Sustainable Investment Policy
UJ Finance and Investment Policy
UJ Investment Policy / Strategy Statement
UJ Investment Strategy Statement
“This statement is intended to explain and summarise the investment strategy of the University of Johannesburg Pension Fund (the fund) to members. The complete investment strategy document is available on the Fund intranet at: https://universityofjohannesburg.us/4ir/uj-pension/
The fund is a defined contribution pension fund. Members participate directly in the investment performance of the fund’s investments and retirement outcomes are not guaranteed.
The fund informs members of the level of retirement income they could reasonably expect to purchase at retirement, given their existing retirement savings in the fund, their current contribution to the fund and expected future investment returns. Various assumptions are made to project retirement outcomes and these outcomes are not guaranteed.
The fund uses a goals-based life-stage investment model where members’ retirement savings are gradually moved from the fund’s growth portfolio to the pre-retirement portfolio from five years before normal retirement age. The fund uses the growth portfolio to try to achieve a long-term real return of CPI + 6% per annum. To stand a good chance of achieving this return, the portfolio has a relatively large exposure to share markets and the investment risks associated with these markets. This is the default investment portfolio for younger members.

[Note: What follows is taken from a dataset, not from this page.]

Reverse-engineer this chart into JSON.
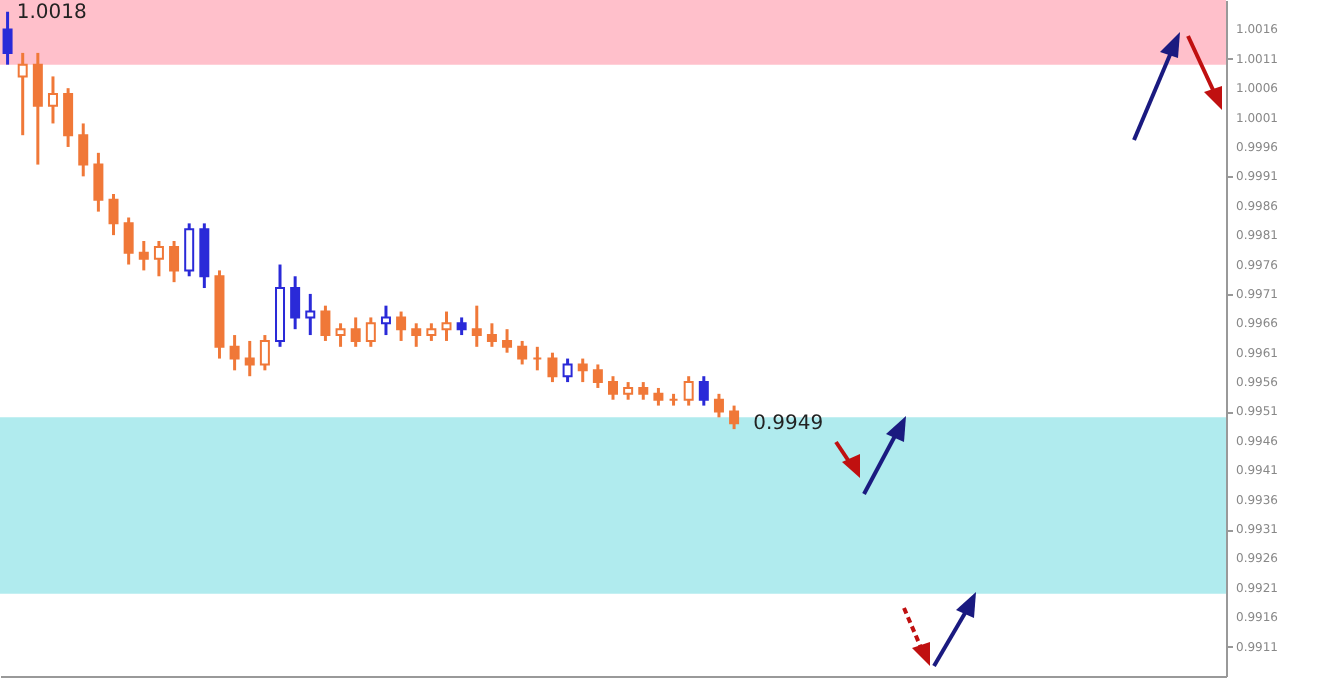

As members get closer to retirement, the default strategy is for retirement fund assets to be invested more conservatively to reduce the risk of capital loss. Members can opt out of the life-stage model and can then select portfolios from the investment choices available to members of the fund. Members can ask their HR representative for the member investment choice booklet if they are interested in this option.
The fund participates in pooled investment portfolios together with other retirement funds. These investment portfolios are provided and managed by the fund’s appointed asset managers. The trustees frequently monitor the performance of the fund’s investment portfolios and, should the trustees believe it to be appropriate to do so, the trustees will replace the manager or investment portfolios with more suitable manager(s) or investment portfolios.
The trustees believe that material extra-financial factors relating to environmental, social and governance (ESG) issues can affect the performance of investment portfolios. Responsible investing is an approach that incorporates these material extra-financial factors into investment processes and activities with the objective of decreasing investment risk and improving risk-adjusted returns. Active ownership requires the fulfilment of ownership duties in order to give effect to the above responsible investment approach.
The responsibility for the management of the fund’s assets has been delegated to the asset managers appointed by the fund and these managers will be interrogated about their active ownership approach including, engagement and proxy voting record, as well as their ESG policies. Asset managers are required to exercise active ownership responsibilities on behalf of the fund to positively influence the underlying companies in areas such as sustainability through proxy voting and other engagement.
The fund has also made certain retirement product options available to members in line with default regulations. More details are available in the fund’s relevant ‘options on retirement’ and ‘options on leaving’ fund booklets.
The trustees will review the fund’s investment strategy at least every year to ensure that it remains appropriate for the fund and its members.”